Hantise des « facteurs » de mets-vins – j’innove en me référant aux facteurs de piano qui les accordent – nos fromages, aux flaveurs et au goût parfois forts affirmés, ont quelques préventions vis-à-vis de certaines accordailles.
Faut-il exiger entre vin et fromage de longues fiançailles ou préconiser le concubinage ou se contenter de brefs 5 à 7 ? Je ne sais. En revanche, ce que je sais, c’est que certains sont des saints, tels le saint-émilion et le saint-nectaire. Sans vouloir choquer mes paroissiens j’ose écrire qu’il sera possible au moins de les pacser même si sainteté rime avec chasteté dans notre sainte mère l’Eglise catholique et romaine. Les saintes, elles, sont rares : le sainte-foy (500hl) à Bordeaux vin liquoreux confidentiel et le sainte-maure-de-Touraine qui est un fromage de chèvre assez connu (1140 T) mais comme toujours le masculin l’emporte sur le féminin puisque j’ai écrit le vin de sainte-foy et le fromage de sainte-maure.
Plaisanterie mise à part, et même si après l’amphigouri je prends le risque de me voir taxé de pédanterie, permettez-moi de souligner que j’ai, pour une fois, parfaitement respecté l’antonomase des noms propres. Cette figure de style, la seule vraie antonomase pour beaucoup de théoriciens, consiste à employer un nom propre pour signifier un nom commun. Les antonomases du nom propre, contenant le mot «saint» et qui, en se lexicalisant ont perdu leur majuscule : le saint-pierre poisson, le saint-nectaire fromage, le saint-émilion vin, la sainte-barbe cale à poudre, en sont la parfaite application. Ces antonomases sont parfois invariables : des saint-honoré, des saint-amour, des saint-marcellin.

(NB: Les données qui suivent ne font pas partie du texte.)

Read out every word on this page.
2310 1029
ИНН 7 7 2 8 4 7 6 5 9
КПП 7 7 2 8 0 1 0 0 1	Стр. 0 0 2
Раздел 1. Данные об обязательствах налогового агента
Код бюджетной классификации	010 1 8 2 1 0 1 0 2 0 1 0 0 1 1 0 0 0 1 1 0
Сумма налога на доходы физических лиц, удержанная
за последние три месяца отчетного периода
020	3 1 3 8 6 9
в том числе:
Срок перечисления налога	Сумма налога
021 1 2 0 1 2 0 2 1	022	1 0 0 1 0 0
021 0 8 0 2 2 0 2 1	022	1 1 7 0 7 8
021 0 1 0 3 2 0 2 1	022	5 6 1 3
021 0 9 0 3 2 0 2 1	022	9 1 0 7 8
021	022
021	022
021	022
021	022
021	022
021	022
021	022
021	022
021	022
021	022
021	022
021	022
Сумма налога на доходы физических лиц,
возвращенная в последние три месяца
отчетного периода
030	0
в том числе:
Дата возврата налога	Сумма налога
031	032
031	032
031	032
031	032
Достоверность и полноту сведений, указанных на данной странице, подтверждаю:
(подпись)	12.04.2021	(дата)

Après cet amuse-bouche culturel destiné à relever le bas niveau de mes chroniques je reviens au sujet du jour où je souhaite utiliser la casuistique, surtout employée par les jésuites, qui consiste à résoudre les problèmes posés par l'action concrète au moyen de principes généraux et de l'étude des cas similaires, pour éclairer la lanterne de nos marieurs fromages-vins.
Ne vous effrayez donc point, ne faites donc pas tout un fromage de ma pseudo-érudition, restez sur mes lignes. En effet, je vais me contenter de mettre face à face deux frères canonisés à pâte molle fleurie pour que vous puissiez m’aider à résoudre leurs accordailles avec des vins eux-aussi touchés par la sainteté. L'idée n’est point si sotte et grenue qu’il n’y paraît car ces deux saints, si proches géographiquement, frères de lait – je n’ai pas osé fils de vache – nés dans des aires géographiques proches, sont caractéristiques de la belle complexité de nos beaux produits de terroir.
« Il vaut mieux s’adresser au Bon Dieu qu’à ses saints » dit-on, alors moi dès que j’écris fromage je m’adresse à Philippe Alléosse www.fromage-alleosse.com . Michael Steinberger le confirme « Alléosse, un homme manifestement amoureux de son métier, choisissait certains fromages et me les mettait sous le nez. »Sentez-moi ça », « touchez-moi celui-ci ». Tout cela finit par venir à bout de ma résistance lorsque nous nous retrouvâmes devant le chariot des saint-marcellin, ce fromage au lait vache, piquant et déraisonnablement coulant, produit dans la région lyonnaise. Je lui confiai à quel point j’aimais ce fromage-là, et immédiatement il m’en tendit un, que je m’empressai de dévorer : c’était sublime, la meilleure gratification matinale qu’on pût rêver. »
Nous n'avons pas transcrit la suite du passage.